La colossale statua di Atena, della II metà del IV secolo a.C., nel Museo Archeologico di Castro dopo il restauro eseguito da Mario Catania grazie alla Fondazione Banca Popolare Pugliese. 
Mi ero chiesto se il tempio di Minerva fosse soltanto un’invenzione poetica di Virgilio, ma l’antico nome di Castro era Castrum Minervae e pure il Poeta aveva descritto con grande precisione gli scogli turriti sui quali si infrangono le onde spumose del mare, il porto protetto dai venti orientali e infine il tempio sull’acropoli (arx) che dominava il porto: «Crebrescunt optatae aurae portusque patescit iam propior templumque adparet in arce Minervae» («Le brezze sperate rinforzano, ormai vicino si schiude un porto, e sulla rocca si profila il tempio di Minerva», traduzione di Vittorio Sermonti).

La questione ha trovato infine la sua definitiva soluzione nel 2000, quando lo scavo delle trincee per la posa delle condutture fognarie permise di intercettare, nella zona sud-est della cerchia muraria di Castro, i blocchi delle fortificazioni ellenistiche. Grazie alla provvida acquisizione, da parte del Comune, dell’area indicata come fondo Capanne, fu possibile iniziare una serie di campagne di scavo nel corso delle quali si portò alla luce, già nel 2008, il bronzetto di Atena con elmo frigio, una scoperta fondamentale, che permette di collegare il contesto alla tradizione troiana.

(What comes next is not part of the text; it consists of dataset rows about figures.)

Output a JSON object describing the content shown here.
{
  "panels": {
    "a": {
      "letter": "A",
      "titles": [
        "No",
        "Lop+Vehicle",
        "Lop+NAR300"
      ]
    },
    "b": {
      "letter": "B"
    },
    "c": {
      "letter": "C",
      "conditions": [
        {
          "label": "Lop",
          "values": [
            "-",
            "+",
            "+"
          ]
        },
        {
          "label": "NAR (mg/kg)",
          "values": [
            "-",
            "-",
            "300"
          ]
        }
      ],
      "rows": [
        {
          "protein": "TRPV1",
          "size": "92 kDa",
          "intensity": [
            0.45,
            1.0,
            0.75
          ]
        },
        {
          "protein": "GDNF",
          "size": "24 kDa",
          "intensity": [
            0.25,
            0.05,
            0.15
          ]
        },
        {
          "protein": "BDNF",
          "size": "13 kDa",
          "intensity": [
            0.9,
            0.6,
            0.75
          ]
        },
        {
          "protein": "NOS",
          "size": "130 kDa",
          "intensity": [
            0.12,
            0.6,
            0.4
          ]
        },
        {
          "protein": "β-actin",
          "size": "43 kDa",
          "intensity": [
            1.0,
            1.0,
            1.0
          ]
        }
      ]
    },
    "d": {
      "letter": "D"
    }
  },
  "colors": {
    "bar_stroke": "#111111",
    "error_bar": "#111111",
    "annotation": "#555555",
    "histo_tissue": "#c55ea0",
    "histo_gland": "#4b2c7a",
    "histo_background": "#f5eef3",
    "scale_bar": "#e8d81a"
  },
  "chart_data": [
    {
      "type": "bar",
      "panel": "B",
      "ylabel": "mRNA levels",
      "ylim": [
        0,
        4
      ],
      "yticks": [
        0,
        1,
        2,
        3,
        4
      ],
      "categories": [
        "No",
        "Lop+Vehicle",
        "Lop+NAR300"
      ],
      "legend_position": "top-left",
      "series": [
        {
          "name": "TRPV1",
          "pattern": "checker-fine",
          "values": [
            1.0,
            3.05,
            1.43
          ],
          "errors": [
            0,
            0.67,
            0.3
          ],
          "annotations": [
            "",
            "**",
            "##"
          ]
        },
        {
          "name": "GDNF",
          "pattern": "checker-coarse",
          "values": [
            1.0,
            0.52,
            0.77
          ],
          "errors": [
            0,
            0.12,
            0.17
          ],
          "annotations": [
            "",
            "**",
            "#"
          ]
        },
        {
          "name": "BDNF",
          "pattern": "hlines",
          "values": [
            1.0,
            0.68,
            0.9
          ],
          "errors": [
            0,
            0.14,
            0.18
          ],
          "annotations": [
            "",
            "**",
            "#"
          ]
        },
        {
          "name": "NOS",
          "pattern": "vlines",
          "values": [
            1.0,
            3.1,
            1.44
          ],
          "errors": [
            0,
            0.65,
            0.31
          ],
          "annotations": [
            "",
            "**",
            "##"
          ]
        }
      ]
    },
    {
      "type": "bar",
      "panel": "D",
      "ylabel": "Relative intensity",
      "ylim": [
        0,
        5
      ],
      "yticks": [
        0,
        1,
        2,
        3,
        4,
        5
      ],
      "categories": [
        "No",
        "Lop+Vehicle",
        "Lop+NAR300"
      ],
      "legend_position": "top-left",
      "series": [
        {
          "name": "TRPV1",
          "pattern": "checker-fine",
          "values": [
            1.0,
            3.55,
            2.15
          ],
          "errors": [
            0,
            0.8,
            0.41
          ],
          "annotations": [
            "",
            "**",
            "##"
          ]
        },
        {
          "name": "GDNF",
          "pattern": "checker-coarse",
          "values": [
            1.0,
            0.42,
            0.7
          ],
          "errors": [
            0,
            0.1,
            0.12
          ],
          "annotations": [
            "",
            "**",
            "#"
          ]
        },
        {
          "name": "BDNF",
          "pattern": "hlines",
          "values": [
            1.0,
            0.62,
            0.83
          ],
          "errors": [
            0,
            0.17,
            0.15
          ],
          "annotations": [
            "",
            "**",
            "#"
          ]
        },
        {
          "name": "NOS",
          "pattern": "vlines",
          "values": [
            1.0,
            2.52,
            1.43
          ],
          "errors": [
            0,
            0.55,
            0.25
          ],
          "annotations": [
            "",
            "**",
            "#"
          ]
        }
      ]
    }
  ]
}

A quel primo importante indizio fece seguito nel 2015 la scoperta del busto in calcare, appartenente alla statua colossale della divinità, e delle balaustre del recinto sacro recanti i rilievi a girali abitati («peopled scrolls»).

Le sculture, insieme ai materiali votivi, erano contenute entro una grande colmata, della potenza di più di 6 metri, creata nella prima metà del II secolo a.C., a riempimento dello spazio all’interno della nuova linea di fortificazione realizzata dai Romani, che ampliava il pianoro attraverso un sistema di terrazzamenti costruiti sul ripido pendio orientale dell’altura di Castro. Un passo di Livio (40, 19, 9-10) permette di inquadrare cronologicamente queste imponenti opere difensive delle coste salentine. Nel 181 a.C. il Senato di Roma, dopo aver ripristinato il governo provinciale della regione, decise di inviare in Puglia il pretore Lucio Duronio, al fine di provvedere alla difesa della costa adriatica, su richiesta di una delegazione di tarantini e brindisini che chiedevano protezione per i loro traffici in queste zone infestate dalla pirateria illirica. Di particolare importanza il ritrovamento delle sculture di IV secolo a.C. che ornavano il santuario, in particolare della statua di culto di Atena Iliaca, un’immagine colossale, alta 3,40 m, la più grande sinora rinvenuta in Magna Grecia.

Tutte le sculture sono realizzate in pietra leccese, una calcarenite a grana molto fine proveniente dalle vicine cave, che gli scultori tarantini, ai quali fu affidato l’arredo del santuario, dovettero scoprire proprio nel cantiere di Castro, apprezzandone quella duttilità e facilità di lavorazione che, quasi duemila anni dopo, permise le stravaganti creazioni del Barocco leccese. E barocchi sono i rilievi della balaustra, lunga 8 metri e alta almeno 1,40 che circondava l’area sacra. In un percorso creativo che nel IV secolo a.C. collega Taranto alla Macedonia, passando proprio da luoghi come Castro, la scoperta della natura nell’arte ellenica porta a inventare questi girali floreali in cui si muovono figure umane e animali, in cui una forza plastica «…come una linfa, rende turgidi gli steli, gonfia le foglie carnose e increspa i margini dell’acanto in ondulazioni ravvicinate e sovrapposte» (T. Ismaelli).